Friday, November 16, 2012

Geron, BioTime Deal Moves Forward with Letter of Intent

Geron Corp., which once pioneered human embryonic stem cell research, is close to selling off its hESC business in a complicated deal involving two former CEOs of the company and BioTime, Inc., of Alameda, Ca.

The two publicly traded firms yesterday announced a “letter of intent” involving a transaction in which BioTime would acquire the assets of Geron's hESC clinical trial that the company suddenly abandoned last year. The firm also laid off 66 people, about 40 percent of its staff.

Abandonment of the program came only a few months after the $3 billion California stem cell agency loaned Geron $25 million to assist in the trial. The agency could restore the loan for the trial, but the Geron-BioTime announcement did not mention that possibility. The California Stem Cell Report has asked the agency for comment.

The letter of intent came one year and one day after Geron announced that it was giving up the hESC spinal injury trial because of financial reasons. The Menlo Park, Ca., firm has been trying to sell its hESC assets since then. BioTime has been the only firm to express public interest. The Geron trial was the first hESC trial approved by the FDA.

The proposed deal involves Michael West, who founded Geron and is now head of Biotime, and Tom Okarma, who was CEO of Geron from 1999 to 2011. Okarma is now head of BioTime Acquisition Corp.,(BAC) a subsidiary of BioTime.

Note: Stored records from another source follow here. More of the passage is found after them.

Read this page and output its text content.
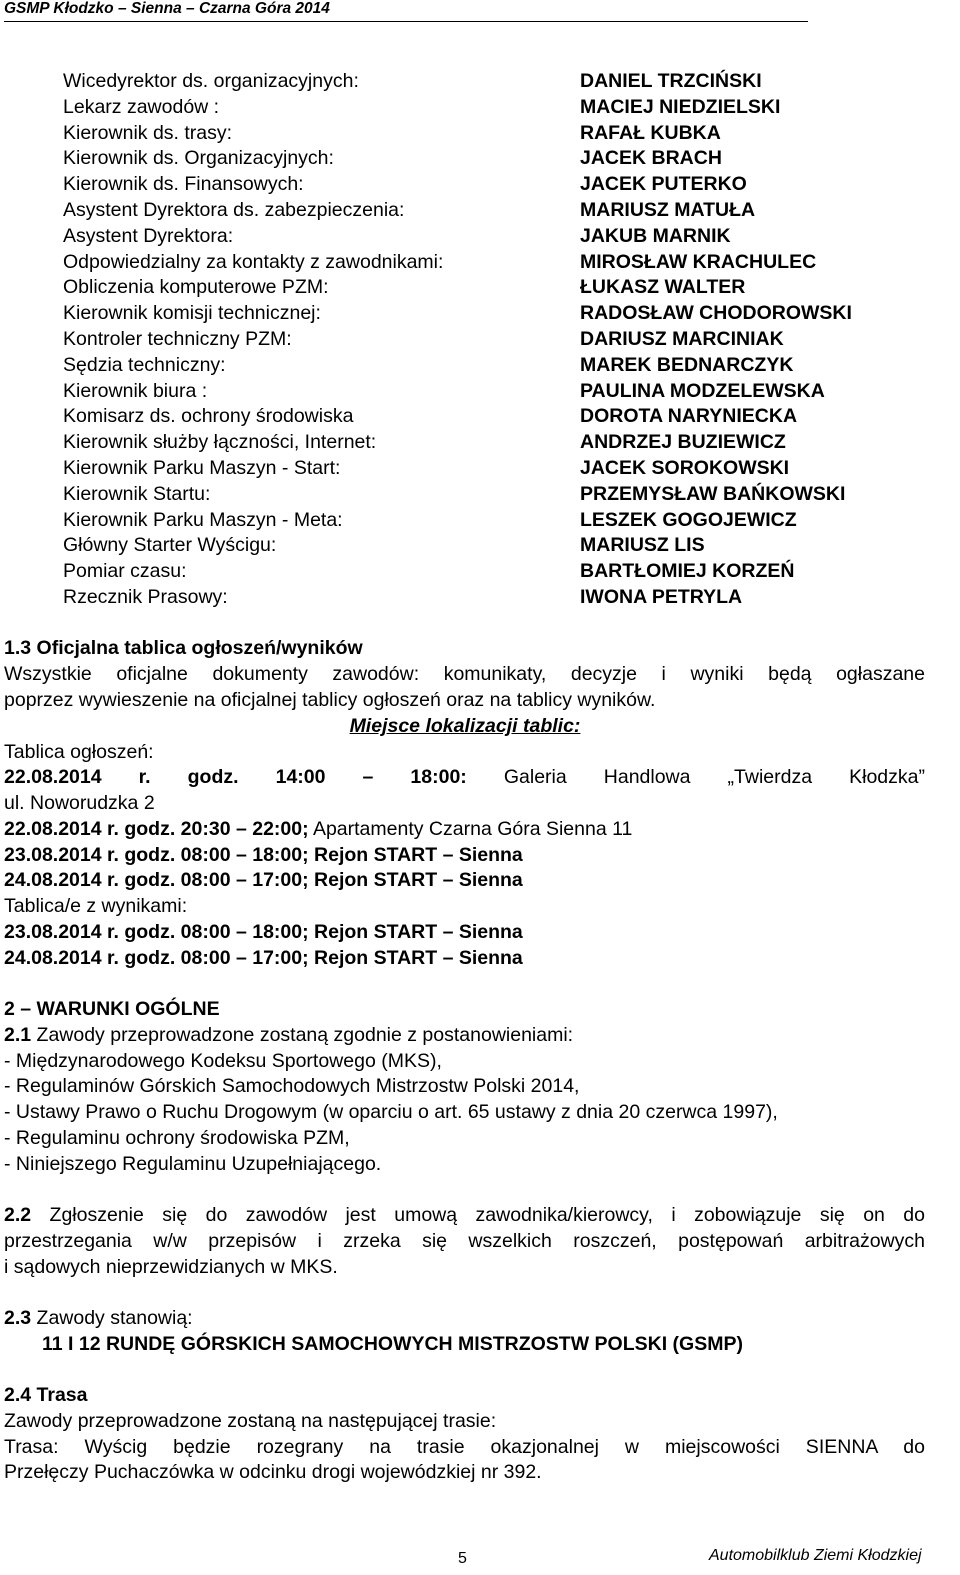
GSMP Kłodzko – Sienna – Czarna Góra 2014
Wicedyrektor ds. organizacyjnych:	DANIEL TRZCIŃSKI
Lekarz zawodów :	MACIEJ NIEDZIELSKI
Kierownik ds. trasy:	RAFAŁ KUBKA
Kierownik ds. Organizacyjnych:	JACEK BRACH
Kierownik ds. Finansowych:	JACEK PUTERKO
Asystent Dyrektora ds. zabezpieczenia:	MARIUSZ MATUŁA
Asystent Dyrektora:	JAKUB MARNIK
Odpowiedzialny za kontakty z zawodnikami:	MIROSŁAW KRACHULEC
Obliczenia komputerowe PZM:	ŁUKASZ WALTER
Kierownik komisji technicznej:	RADOSŁAW CHODOROWSKI
Kontroler techniczny PZM:	DARIUSZ MARCINIAK
Sędzia techniczny:	MAREK BEDNARCZYK
Kierownik biura :	PAULINA MODZELEWSKA
Komisarz ds. ochrony środowiska	DOROTA NARYNIECKA
Kierownik służby łączności, Internet:	ANDRZEJ BUZIEWICZ
Kierownik Parku Maszyn - Start:	JACEK SOROKOWSKI
Kierownik Startu:	PRZEMYSŁAW BAŃKOWSKI
Kierownik Parku Maszyn - Meta:	LESZEK GOGOJEWICZ
Główny Starter Wyścigu:	MARIUSZ LIS
Pomiar czasu:	BARTŁOMIEJ KORZEŃ
Rzecznik Prasowy:	IWONA PETRYLA
1.3 Oficjalna tablica ogłoszeń/wyników
Wszystkie oficjalne dokumenty zawodów: komunikaty, decyzje i wyniki będą ogłaszane
poprzez wywieszenie na oficjalnej tablicy ogłoszeń oraz na tablicy wyników.
Miejsce lokalizacji tablic:
Tablica ogłoszeń:
22.08.2014 r. godz. 14:00 – 18:00: Galeria Handlowa „Twierdza Kłodzka”
ul. Noworudzka 2
22.08.2014 r. godz. 20:30 – 22:00; Apartamenty Czarna Góra Sienna 11
23.08.2014 r. godz. 08:00 – 18:00; Rejon START – Sienna
24.08.2014 r. godz. 08:00 – 17:00; Rejon START – Sienna
Tablica/e z wynikami:
23.08.2014 r. godz. 08:00 – 18:00; Rejon START – Sienna
24.08.2014 r. godz. 08:00 – 17:00; Rejon START – Sienna
2 – WARUNKI OGÓLNE
2.1 Zawody przeprowadzone zostaną zgodnie z postanowieniami:
- Międzynarodowego Kodeksu Sportowego (MKS),
- Regulaminów Górskich Samochodowych Mistrzostw Polski 2014,
- Ustawy Prawo o Ruchu Drogowym (w oparciu o art. 65 ustawy z dnia 20 czerwca 1997),
- Regulaminu ochrony środowiska PZM,
- Niniejszego Regulaminu Uzupełniającego.
2.2 Zgłoszenie się do zawodów jest umową zawodnika/kierowcy, i zobowiązuje się on do
przestrzegania w/w przepisów i zrzeka się wszelkich roszczeń, postępowań arbitrażowych
i sądowych nieprzewidzianych w MKS.
2.3 Zawody stanowią:
11 I 12 RUNDĘ GÓRSKICH SAMOCHOWYCH MISTRZOSTW POLSKI (GSMP)
2.4 Trasa
Zawody przeprowadzone zostaną na następującej trasie:
Trasa: Wyścig będzie rozegrany na trasie okazjonalnej w miejscowości SIENNA do
Przełęczy Puchaczówka w odcinku drogi wojewódzkiej nr 392.
5	Automobilklub Ziemi Kłodzkiej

Here is how yesterday's press release described the deal in which BioTime would acquire Geron's “intellectual property and other assets related to Geron’s discontinued human embryonic stem cell programs.”
“ BioTime would contribute to BAC $5 million in cash, $30 million of BioTime common shares, warrants to purchase eight (8) million common shares of BioTime at a pre-specified price, rights to use certain human embryonic stem cell lines, and minority stakes in two of BioTime’s subsidiaries. In addition, a private investor would invest $5 million in cash in BAC. 
“Following consummation of the potential transaction, Geron stockholders would receive shares representing 21.4% of the common stock of BAC as well as warrants to purchase 8 million shares of BioTime common stock at a pre-specified price. BioTime would own approximately 71.6%, and a private investor would own approximately 7.0% of the outstanding BAC common stock for their $5 million investment. BioTime would also receive warrants that would enable it to increase its ownership in BAC by approximately 2%, which would reduce the Geron stockholders’ ownership in BAC to 19.2%. BAC would also be committed to pay to Geron royalties on the sale of products that are commercialized in reliance upon Geron patents acquired by BAC.”
Prior to release of the letter of intent, an article earlier this week by Vickie Brower in The Scientist said,
“The offer couldn’t come at a better time for Geron, which in recent months has started to feel pressure from its shareholders to boost its stock price and move products through the pipeline. Since last November, when the company announced its decision to shutter its hESC and regenerative medicine business and funnel its resources into developing telomerase-related treatments for cancer, the stock price has dropped more than 50 percent to $1.30 a share. Geron claimed the move was simply to save money, but many took the decision—which effectively terminated a clinical trial of an hESC treatment for spinal cord injury—as a setback for the entire field." 
News coverage of yesterday's announcement was light. Here is a link to a piece by Ryan McBride on Fierce Biotech.

Geron's stock price closed at $1.21 yesterday and rose to $1.24 in after hours trading. BioTime closed at $2.97. No after hours trading was reported for BioTime.